Each method takes two parameters - row select and column selection. Parameter values can be scalar, a sequence, or a slice.

DataFrames also support selecting a single value at a row & column position.


#### Arithmetic & Data Alignment

When pandas objects are added, the resulting index is a union of the source indexes. Where index labels don’t overlap, missing values are inserted.

By default, arithmetic between DataFrame and Series matches the index of the Series on the DataFrame’s columns, broadcasting down the rows.

  `frame - series`

To broadcast over columns instead, matching on the rows, you have to use arithmetic method and specify the axis to match on:

  `frame.sub(series, axis='index')`

NumPy ufuncs can be applied to pandas objects.

Pandas can also **apply()** an array function to each column or row of a DataFrame. The applied function can return a scalar or a Series.

By default, apply() is invoked per column, but you can specify `axis=’columns’` instead to invoke for each row.

Element-wise functions can be applied with **applymap()**. 


#### Sorting & Ranking

pandas objects can be sorted by index label using **sort_index()** in ascending or descending order.
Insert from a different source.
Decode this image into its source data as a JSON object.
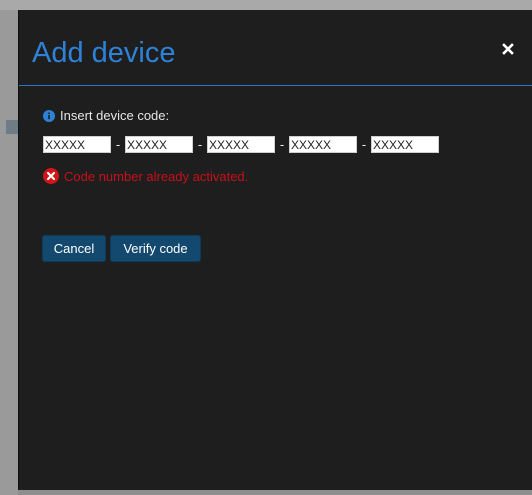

DataFrames can be sorted by either axis.

**sort_values()** has similar syntax, but sorts the object by values instead. Data in one or more columns can be used as sort keys when sorting a DataFrame.

**rank()** returns the rank of data points in an array. By default, rank() breaks ties by assigning each item the group mean rank. Rank can also be assigned according the order values are observed in the data.

For DataFrames, rank can be computed over the rows or columns.


#### Computing Descriptive Statistics

pandas objects support common math & statistical methods, mostly for **reductions** or summary statistics - methods that extract a single value from a Series or a Series of values from the rows or columns of a DataFrame.

NA values are excluded by default.

**idxmin()** and **idxmax()** return the index value where minimum or maximum values are found.

**describe()** returns multiple summary statistics in one  pass.